Regrettably, I haven’t spent enough time with Hublot’s SAXEM and regular old sapphire cased watches to feel out much a difference in weight, finishing, or feel (though I welcome the opportunity, if anyone at Hublot is reading), so I can’t really comment on any tangible benefits of SAXEM over any other variety of synthetic glass. But as an aesthetic object, this thing is wonderful. The color will deservedly get most most of the attention, but the case itself is incredibly cool, constructed from multiple pieces of SAXEM and held together by screws, it looks and feels like a deconstructed version of a Hublot, and despite the large size, it wears quite easily thanks in large part to one of the supple rubber straps you’re likely to experience. Ultimately, it’s a perfect example of what Hublot is doing really well right now, which is leaning into their reputation for extravagant flash while executing on a very high level.

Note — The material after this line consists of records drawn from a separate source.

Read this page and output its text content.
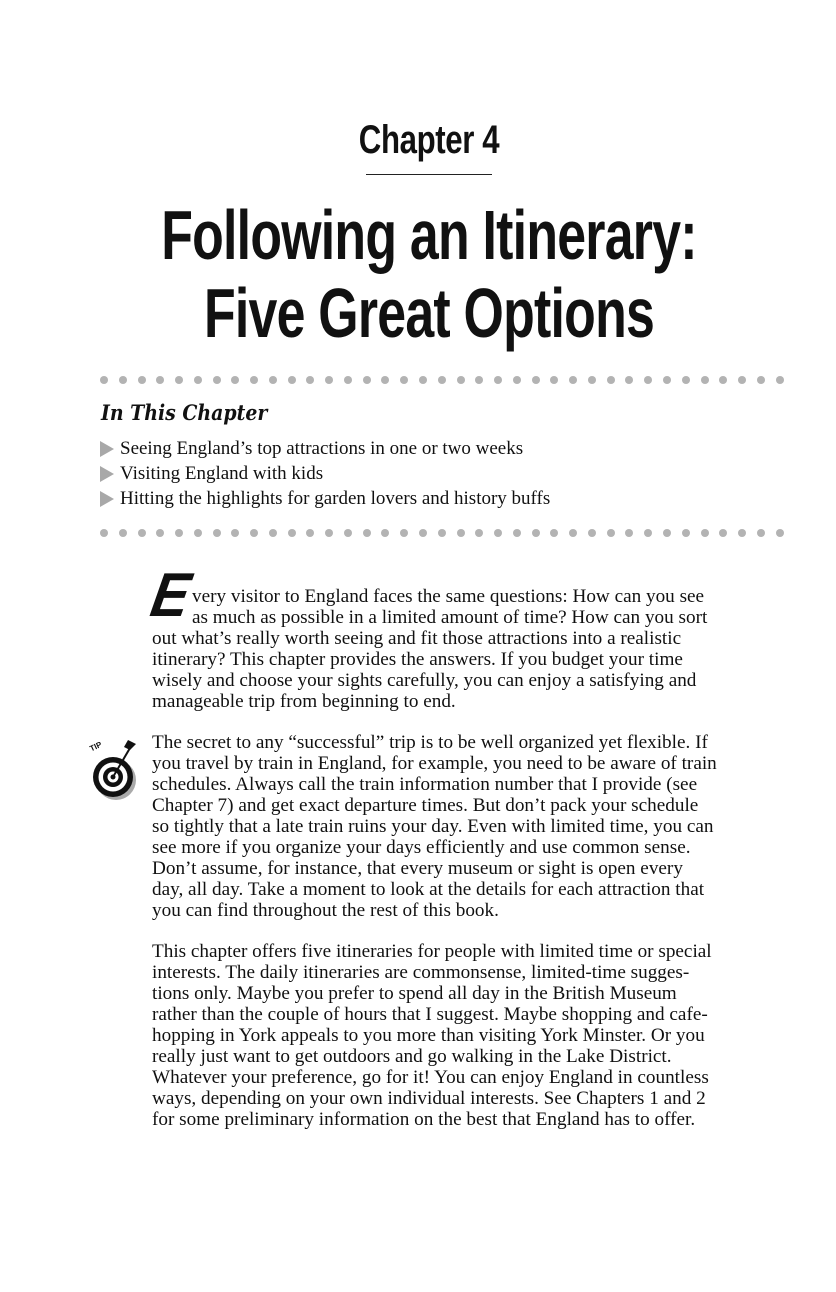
Chapter 4
Following an Itinerary:
Five Great Options
In This Chapter
Seeing England’s top attractions in one or two weeks
Visiting England with kids
Hitting the highlights for garden lovers and history buffs
E
very visitor to England faces the same questions: How can you see
as much as possible in a limited amount of time? How can you sort
out what’s really worth seeing and fit those attractions into a realistic
itinerary? This chapter provides the answers. If you budget your time
wisely and choose your sights carefully, you can enjoy a satisfying and
manageable trip from beginning to end.
TIP	The secret to any “successful” trip is to be well organized yet flexible. If
you travel by train in England, for example, you need to be aware of train
schedules. Always call the train information number that I provide (see
Chapter 7) and get exact departure times. But don’t pack your schedule
so tightly that a late train ruins your day. Even with limited time, you can
see more if you organize your days efficiently and use common sense.
Don’t assume, for instance, that every museum or sight is open every
day, all day. Take a moment to look at the details for each attraction that
you can find throughout the rest of this book.
This chapter offers five itineraries for people with limited time or special
interests. The daily itineraries are commonsense, limited-time sugges-
tions only. Maybe you prefer to spend all day in the British Museum
rather than the couple of hours that I suggest. Maybe shopping and cafe-
hopping in York appeals to you more than visiting York Minster. Or you
really just want to get outdoors and go walking in the Lake District.
Whatever your preference, go for it! You can enjoy England in countless
ways, depending on your own individual interests. See Chapters 1 and 2
for some preliminary information on the best that England has to offer.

Speaking of extravagance, I have to mention a watch that legitimately took me completely by surprise. The Serpenti Tubogas Infinity by Bulgari represents the first time the brand has adorned the long, coiled Serpenti bracelet with diamonds, which run from the watch case (shaped like the head of a snake) through the bracelet in a wave-like pattern. While Bulgari gets frequent mention in enthusiast circles for their Octo Finissimo line, the Serpenti might be an even better representation of the brand for its expression of classical high jewelry making. The Serpenti has been around in one form or another since 1948, and when it comes to watches that are specifically and unapologetically marketed toward women, there are few that are more iconic.
In photos, it’s easy to appreciate the Serpenti Tubogas for its beauty and originality, but handling it drives home both the craftsmanship and sheer ingenuity of the watch. Each bracelet is constructed of gold bands wrapped around a central steel coil such that the interior “spring” remains invisible even when the watch is uncoiled to fit over the wearer’s arm. There’s a tactile pleasure in unwinding the spring and letting it snap back into coiled form that is completely unlike anything else you’re likely to experience in a watch made for men, and the diamond setting in the bracelet itself is very impressive.